Khandro Tashi Chotso was born in Yuksom, western Sikkim. Her great-uncle was His Eminence Domang Yangthang Tulku Rinpoche (1929—2016), a highly revered Nyingma lama who was born in Sikkim, studied at Domang Monastery in Tibet, and, after 22 years in prison during the Chinese invasion, returned to Sikkim.
Several years ago, Khandro Tashi Chotso was recognized as the reincarnation of Khandro Kunzang Chodron (regarded as an emanation of Vajravarahi) by Lama Akhyuk Rinpoche (1927–2011), one of Tibet’s most renowned meditation masters of recent times, who founded Yarchen Gar Monastery.

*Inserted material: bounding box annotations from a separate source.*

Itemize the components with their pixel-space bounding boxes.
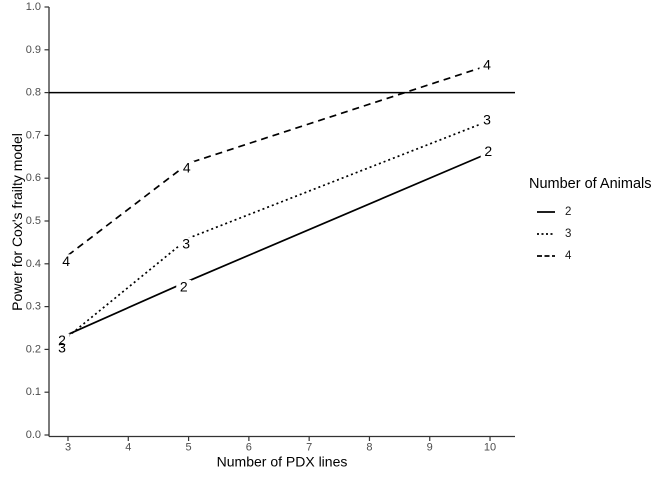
- y-tick-label: 0.6: [26, 172, 41, 184]
- y-tick-label: 0.4: [26, 258, 41, 270]
- legend-title: Number of Animals: [529, 176, 652, 192]
- series-direct-label-4: 4: [183, 160, 191, 176]
- series-line-3-animals: [67, 119, 491, 338]
- direct-label-mask: [58, 254, 74, 268]
- series-direct-label-4: 4: [62, 253, 70, 269]
- direct-label-mask: [176, 279, 192, 293]
- legend-key-dashed-line-icon: [537, 255, 555, 257]
- series-direct-label-3: 3: [58, 340, 66, 356]
- legend-item-3-animals: 3: [529, 223, 652, 245]
- legend-item-2-animals: 2: [529, 201, 652, 223]
- x-tick-label: 9: [427, 442, 433, 454]
- y-tick-label: 0.1: [26, 386, 41, 398]
- direct-label-mask: [178, 237, 194, 251]
- x-tick-label: 3: [65, 442, 71, 454]
- series-direct-label-4: 4: [483, 56, 491, 72]
- legend-item-label: 2: [565, 206, 572, 218]
- series-direct-label-3: 3: [182, 236, 190, 252]
- legend-item-label: 4: [565, 250, 572, 262]
- y-tick-label: 0.3: [26, 301, 41, 313]
- y-tick-label: 0.7: [26, 129, 41, 141]
- x-tick-label: 6: [246, 442, 252, 454]
- direct-label-mask: [480, 144, 496, 158]
- y-tick-label: 0.8: [26, 87, 41, 99]
- direct-label-mask: [54, 341, 70, 355]
- series-direct-label-2: 2: [484, 143, 492, 159]
- y-tick-label: 1.0: [26, 1, 41, 13]
- legend: Number of Animals 2 3 4: [529, 176, 652, 267]
- series-direct-label-3: 3: [483, 112, 491, 128]
- x-axis-title: Number of PDX lines: [217, 454, 348, 470]
- series-line-4-animals: [67, 63, 491, 256]
- legend-key-dotted-line-icon: [537, 233, 555, 235]
- y-tick-label: 0.5: [26, 215, 41, 227]
- x-tick-label: 8: [366, 442, 372, 454]
- x-tick-label: 5: [186, 442, 192, 454]
- direct-label-mask: [479, 57, 495, 71]
- x-tick-label: 4: [125, 442, 131, 454]
- y-axis-title: Power for Cox's frailty model: [9, 133, 25, 311]
- direct-label-mask: [179, 161, 195, 174]
- y-tick-label: 0.0: [26, 429, 41, 441]
- y-tick-label: 0.2: [26, 343, 41, 355]
- series-direct-label-2: 2: [58, 332, 66, 348]
- series-direct-label-2: 2: [180, 278, 188, 294]
- y-tick-label: 0.9: [26, 44, 41, 56]
- direct-label-mask: [479, 113, 495, 127]
- legend-key-solid-line-icon: [537, 211, 555, 213]
- x-tick-label: 10: [484, 442, 496, 454]
- legend-item-4-animals: 4: [529, 245, 652, 267]
- series-line-2-animals: [67, 151, 491, 336]
- x-tick-label: 7: [306, 442, 312, 454]
- legend-item-label: 3: [565, 228, 572, 240]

It was Yangthang Tulku Rinpoche’s wish that his grand-niece be enthroned as a recognized incarnation and serve the Dharma. Before passing into parinirvana, he wrote a letter to her, which was found among his personal belongings, and later translated by the American translator Sangye Khandro. The letter, titled “A Bit of Advice Based on Purest Intentions for Tashi Chotso,” was published on Yangthang Rinpoche’s Facebook page as his final teaching, and emphasized the benefit of following the Dharma path:
If you wish to choose the path of the sublime Dharma, that would be the best! That is the correct illuminating path and it is the unmistaken way to go! First, it is important to single pointedly trust in the Triple Gem and firmly cherish the advice of parents and elders, and listen and guard the teachings given to you from compassionate masters, monks, and excellent practitioners. Keep your own mind stable and focused and, without wavering, enter this luminous path. First, purely accomplish your own purpose and then work to benefit others.
If you come to understand the Dharma that is taught by such an omniscient Buddha, then your own mind will become like the sky and will never be rigid. Your entire being will be open and free. Since the teachings of the Buddha are full of such temporary and ultimate benefit to yourself and all others if you can learn even a little bit of this Dharma that will bring tremendous achievement. Please hold this advice deep within your heart.
* Dakini (Tib: khandro), a female emanation of the enlightened nature. The 25th day of each month in the Tibetan lunar calendar is considered a dakini day and therefore especially appropriate for Dharmic activities.
** Known also as the seven authoritative transmissions (Tib: ka bab dun): the continuous transmission of sutra and tantra, earth treasures, rediscovered treasures, mind treasures, oral transmission, visionary revelations or ‘pure visions,’ and revelations from memory.